Ocupados en lo contingente y no lo esencial, esas autoridades pierden el tiempo cada año, imaginando que no hay otra salida para pasar los meses de inundación. La creciente existe desde que existe la Amazonía. Más que un asunto natural es una cuestión cultural. Somos del agua más que de la tierra. En otra parte hemos escrito sobre las maneras como escribieron los misioneros sobre las destrezas de los oriundos para manejar ese tiempo fluvial, también hemos escrito sobre las maneras como ellos y ellos, lejos de convertirse en víctimas, sacaban partido de esas aguas elevadas.
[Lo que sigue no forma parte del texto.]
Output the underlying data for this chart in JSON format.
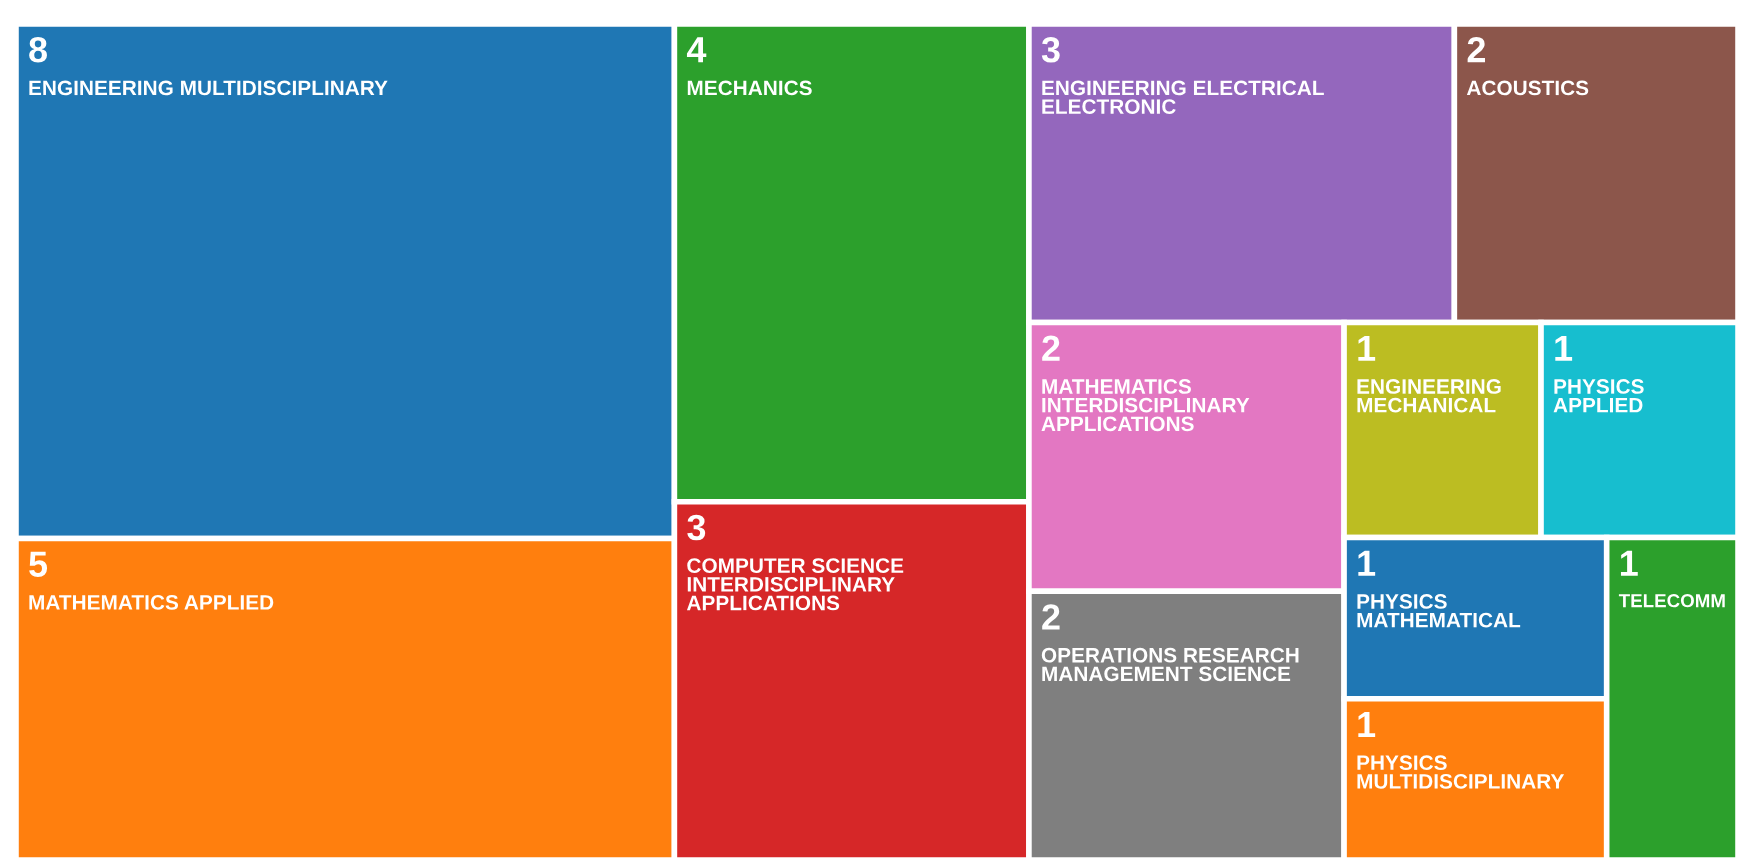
{
  "chart_data": {
    "type": "other",
    "data_labels": true,
    "categories": [
      "ENGINEERING MULTIDISCIPLINARY",
      "MATHEMATICS APPLIED",
      "MECHANICS",
      "COMPUTER SCIENCE INTERDISCIPLINARY APPLICATIONS",
      "ENGINEERING ELECTRICAL ELECTRONIC",
      "ACOUSTICS",
      "MATHEMATICS INTERDISCIPLINARY APPLICATIONS",
      "OPERATIONS RESEARCH MANAGEMENT SCIENCE",
      "ENGINEERING MECHANICAL",
      "PHYSICS APPLIED",
      "PHYSICS MATHEMATICAL",
      "PHYSICS MULTIDISCIPLINARY",
      "TELECOMM"
    ],
    "values": [
      8,
      5,
      4,
      3,
      3,
      2,
      2,
      2,
      1,
      1,
      1,
      1,
      1
    ],
    "colors": [
      "#1f77b4",
      "#ff7f0e",
      "#2ca02c",
      "#d62728",
      "#9467bd",
      "#8c564b",
      "#e377c2",
      "#7f7f7f",
      "#bcbd22",
      "#17becf",
      "#1f77b4",
      "#ff7f0e",
      "#2ca02c"
    ]
  }
}
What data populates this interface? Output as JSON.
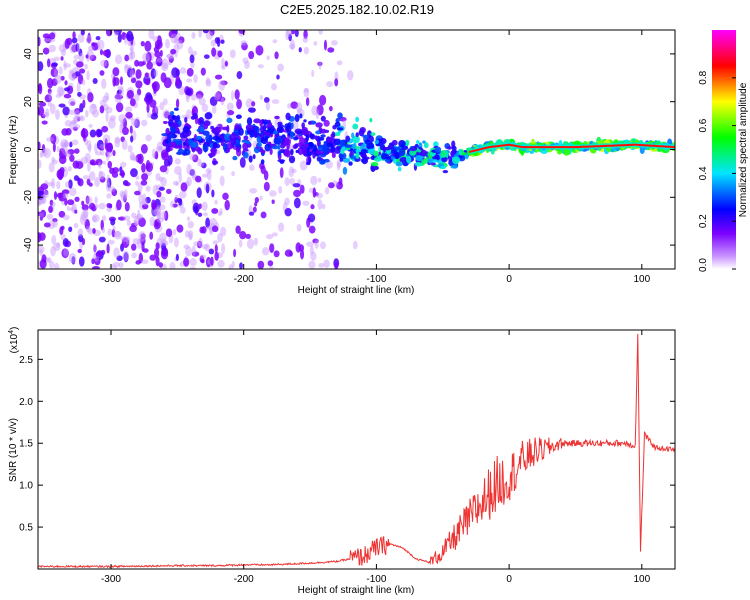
{
  "title": "C2E5.2025.182.10.02.R19",
  "chart_data": [
    {
      "type": "heatmap",
      "xlabel": "Height of straight line (km)",
      "ylabel": "Frequency (Hz)",
      "xlim": [
        -355,
        125
      ],
      "ylim": [
        -50,
        50
      ],
      "xticks": [
        -300,
        -200,
        -100,
        0,
        100
      ],
      "yticks": [
        -40,
        -20,
        0,
        20,
        40
      ],
      "colorbar": {
        "label": "Normalized spectral amplitude",
        "range": [
          0,
          1
        ],
        "ticks": [
          "0.0",
          "0.2",
          "0.4",
          "0.6",
          "0.8"
        ],
        "colormap": [
          "#ffffff",
          "#7a00ff",
          "#0000ff",
          "#00e5ff",
          "#00ff00",
          "#ffff00",
          "#ff0000",
          "#ff00ff"
        ]
      },
      "ridge": [
        {
          "x": -250,
          "y": 6
        },
        {
          "x": -200,
          "y": 5
        },
        {
          "x": -150,
          "y": 4
        },
        {
          "x": -120,
          "y": 2
        },
        {
          "x": -100,
          "y": 0
        },
        {
          "x": -80,
          "y": -2
        },
        {
          "x": -60,
          "y": -3
        },
        {
          "x": -45,
          "y": -4
        },
        {
          "x": -30,
          "y": -1
        },
        {
          "x": -15,
          "y": 1
        },
        {
          "x": 0,
          "y": 2
        },
        {
          "x": 10,
          "y": 1
        },
        {
          "x": 50,
          "y": 1
        },
        {
          "x": 95,
          "y": 2
        },
        {
          "x": 125,
          "y": 1
        }
      ]
    },
    {
      "type": "line",
      "xlabel": "Height of straight line (km)",
      "ylabel": "SNR (10 * v/v)",
      "y_scale_label": "(x10",
      "y_scale_exponent": "4",
      "xlim": [
        -355,
        125
      ],
      "ylim": [
        0,
        2.85
      ],
      "xticks": [
        -300,
        -200,
        -100,
        0,
        100
      ],
      "yticks": [
        "0.5",
        "1.0",
        "1.5",
        "2.0",
        "2.5"
      ],
      "line_color": "#ee3333",
      "series": [
        {
          "x": [
            -355,
            -300,
            -250,
            -220,
            -200,
            -180,
            -150,
            -130,
            -110,
            -100,
            -90,
            -80,
            -70,
            -60,
            -50,
            -40,
            -30,
            -20,
            -10,
            0,
            10,
            20,
            30,
            40,
            60,
            80,
            90,
            95,
            97,
            99,
            102,
            110,
            125
          ],
          "y": [
            0.03,
            0.03,
            0.04,
            0.04,
            0.05,
            0.05,
            0.07,
            0.09,
            0.15,
            0.25,
            0.3,
            0.25,
            0.12,
            0.08,
            0.2,
            0.4,
            0.6,
            0.8,
            1.0,
            1.1,
            1.3,
            1.4,
            1.45,
            1.5,
            1.5,
            1.5,
            1.5,
            1.45,
            2.8,
            0.2,
            1.6,
            1.45,
            1.42
          ]
        }
      ]
    }
  ]
}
La desgracia de la creciente comienza en el desconocimiento garrafal de nuestra propia historia.

El padre Samuel Fritz fue el único mortal que durante 3 meses se la pasó echado en una especie de barbacoa elevada. El mal que padecía y el desconocimiento de la gravedad de la inundación que se venía  le hicieron elegir esa salida. Nadie más hizo eso en ese entonces. Los demás, ante del desborde de las aguas, o bien se atrincheraron en sus viviendas o bien se refugiaron en las tierras altas. Es decir, dejaron sus lugares habituales para evitar los inconvenientes que se venían. Siglos después, los moradores de Puerto Salaverry parecen imitar al jesuita que no tuvo tiempo de encontrar un lugar adecuado para pasar la inundación. Pero Fritz era un forastero que tenía derecho a equivocarse. Los habitantes de sus propios techos  de ahora son de estas tierras. Y no pueden por ningún motivo salvarse de esa manera de una inundación.

La terrible imagen de habitantes refugiándose en sus techos para escapar de la creciente quedará en las memorias como el instante del fin de todo un asistencialismo efímero que nunca quiso tomar al toro por las astas. Ese asistencialismo que es un gasto sin retorno y  consiste en el puente, la carpa y algunas atenciones a los damnificados, ya fue. Cada año se repite como un círculo  vicioso y sin salida. No estaba condenado a durar como una estrategia eficaz. Y hacia agua desde hacía  tiempo y en este 2015 encontró su crisis en los moradores que se vieron precisados a usar sus propios techos para no sucumbir ante la creciente.